Seu amor pelo ofício que escolheu era algo bonito de se ver. Ele dizia que nunca havia sonhado em ser ator, que isso simplesmente lhe acontecera. Acho que atuava para suportar a sandice que é estar vivo.

CCPF/Funarte
Fauzi Arap, José Wilker, Glauce Rocha, Clarice Lispector e Dirce Migliaccio em 1965, no Rio
Fauzi Arap, José Wilker, Glauce Rocha, Clarice Lispector e Dirce Migliaccio em 1965, no Rio

Ele era extremamente cético, e talvez exatamente por isso fosse também tão encantadoramente engraçado. Todos os trabalhos lhe pareciam ser o primeiro. Mas não sei dizer ao certo qual foi seu primeiro trabalho. (Às vezes, sinto que, se esgotar tudo que há para saber sobre meu pai, talvez ele diminua de tamanho, ou fique mais distante de mim). Locutor de radionovela no Recife? A ponta no longa "A Falecida", de Leon Hirszman, em 1965?

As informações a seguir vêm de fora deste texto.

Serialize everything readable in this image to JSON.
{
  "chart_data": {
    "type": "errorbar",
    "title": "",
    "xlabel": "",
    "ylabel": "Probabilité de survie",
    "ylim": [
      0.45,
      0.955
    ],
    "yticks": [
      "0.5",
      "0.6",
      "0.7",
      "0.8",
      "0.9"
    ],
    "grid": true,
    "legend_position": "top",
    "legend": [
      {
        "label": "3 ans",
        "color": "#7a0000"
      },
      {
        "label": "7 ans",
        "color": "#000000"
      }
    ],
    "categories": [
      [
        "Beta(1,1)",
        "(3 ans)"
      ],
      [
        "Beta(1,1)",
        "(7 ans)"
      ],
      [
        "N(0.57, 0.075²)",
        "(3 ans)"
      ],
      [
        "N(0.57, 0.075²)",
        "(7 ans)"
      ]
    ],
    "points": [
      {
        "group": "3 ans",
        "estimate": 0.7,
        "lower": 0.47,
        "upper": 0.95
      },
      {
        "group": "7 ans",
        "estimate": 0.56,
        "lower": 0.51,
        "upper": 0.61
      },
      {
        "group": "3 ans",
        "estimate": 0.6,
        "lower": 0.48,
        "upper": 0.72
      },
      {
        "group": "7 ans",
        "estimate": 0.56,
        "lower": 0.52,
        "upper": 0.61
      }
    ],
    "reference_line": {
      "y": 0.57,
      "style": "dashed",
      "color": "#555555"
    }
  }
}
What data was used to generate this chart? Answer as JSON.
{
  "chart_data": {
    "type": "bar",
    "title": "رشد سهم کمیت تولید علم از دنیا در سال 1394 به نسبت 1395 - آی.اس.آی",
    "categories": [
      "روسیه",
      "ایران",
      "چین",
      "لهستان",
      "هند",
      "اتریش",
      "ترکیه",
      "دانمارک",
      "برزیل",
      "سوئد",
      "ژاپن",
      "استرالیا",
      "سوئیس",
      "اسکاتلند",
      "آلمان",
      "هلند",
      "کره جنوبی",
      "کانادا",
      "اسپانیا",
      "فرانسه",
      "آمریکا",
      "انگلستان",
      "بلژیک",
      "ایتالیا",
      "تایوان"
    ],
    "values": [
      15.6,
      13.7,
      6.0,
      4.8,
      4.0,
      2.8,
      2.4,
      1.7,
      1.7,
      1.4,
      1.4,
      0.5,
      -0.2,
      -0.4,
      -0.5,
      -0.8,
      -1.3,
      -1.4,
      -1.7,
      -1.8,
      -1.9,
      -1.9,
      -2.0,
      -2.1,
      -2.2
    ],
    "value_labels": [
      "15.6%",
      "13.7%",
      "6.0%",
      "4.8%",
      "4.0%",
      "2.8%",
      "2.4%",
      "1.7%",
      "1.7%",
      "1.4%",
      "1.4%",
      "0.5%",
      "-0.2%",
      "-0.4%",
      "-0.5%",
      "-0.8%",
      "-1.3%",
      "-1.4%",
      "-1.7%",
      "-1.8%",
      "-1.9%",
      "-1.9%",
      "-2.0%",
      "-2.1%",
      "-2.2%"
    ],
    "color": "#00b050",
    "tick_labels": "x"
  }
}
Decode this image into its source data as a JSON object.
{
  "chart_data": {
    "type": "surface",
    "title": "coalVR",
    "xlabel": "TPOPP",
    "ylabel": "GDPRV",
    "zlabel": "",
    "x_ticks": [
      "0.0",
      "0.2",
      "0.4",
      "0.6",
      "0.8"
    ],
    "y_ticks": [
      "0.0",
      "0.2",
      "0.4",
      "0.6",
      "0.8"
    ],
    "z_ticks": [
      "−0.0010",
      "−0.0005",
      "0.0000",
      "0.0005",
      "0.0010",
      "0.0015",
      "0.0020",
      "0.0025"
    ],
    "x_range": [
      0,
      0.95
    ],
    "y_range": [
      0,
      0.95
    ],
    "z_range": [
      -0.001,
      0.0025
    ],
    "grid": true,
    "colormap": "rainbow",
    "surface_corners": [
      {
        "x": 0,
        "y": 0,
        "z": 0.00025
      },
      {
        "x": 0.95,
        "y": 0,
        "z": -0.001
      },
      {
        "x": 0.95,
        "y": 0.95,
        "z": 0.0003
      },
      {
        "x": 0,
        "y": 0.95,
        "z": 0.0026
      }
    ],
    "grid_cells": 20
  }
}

No final desse mesmo ano de 1965, estreava no Teatro Maison de France, no Rio, "Perto do Coração Selvagem", montagem de um texto de Clarice Lispector.

Dirigida por Fauzi Arap, contava em seu elenco com Glauce Rocha, Dirce Migliaccio, o próprio Fauzi e meu pai, então com 20 anos, talvez menos –há divergências em relação a sua data de nascimento; nunca me preocupei em perguntar; para mim, basta o 20 de agosto de, talvez, 1945–, e mais magro não poderia ser.

Imagino esse menino delgado dando seus primeiros passos no palco. Antes do Teatro Ipanema, antes de "A China é Azul", antes de Rubens Corrêa e d'"O Arquiteto e o Imperador da Assíria", antes de Vadinho, de Lorde Cigano, de Roque Santeiro.

Ele me contou que tudo era muito novo no projeto, que as pessoas não sabiam muito o que esperar, e que foi uma surpresa quando montaram. "Acho que a plateia riu em dado momento", disse, lembrando que o elenco não tinha ideia de que aquela passagem poderia ser engraçada.

Hoje, sou eu que atuo numa montagem de textos da Clarice. Gosto de imaginar que nos encontramos em cena, por meio dessas palavras. É esquisito falar, e não ler, Clarice, mas todo o processo de criação de "Brincar de Pensar" me ensinou que também é uma delícia falar esse dialeto curioso.

Meu pai era outro que tinha um jeito bem particular de existir. Nos anos que passei em sua companhia, aprendi a "falar José", o que inspirou muito a criação da Marília, minha personagem de agora.

Ele era um jagunço-menino que nunca perdia a piada –mesmo que não tivesse ninguém para ouvi-la; esse cara que achava uma delícia ser bobo, que não tinha medo de tédio e que nunca parou de brincar.

Só ele mesmo para me fazer achar graça quando leio Clarice dizendo: "A vida não é de se brincar, porque em pleno dia se morre".

ISABEL WILKER, 32, atriz, encenou o espetáculo "Brincar de Pensar", do grupo Vulcão, baseado em contos de Clarice Lispector.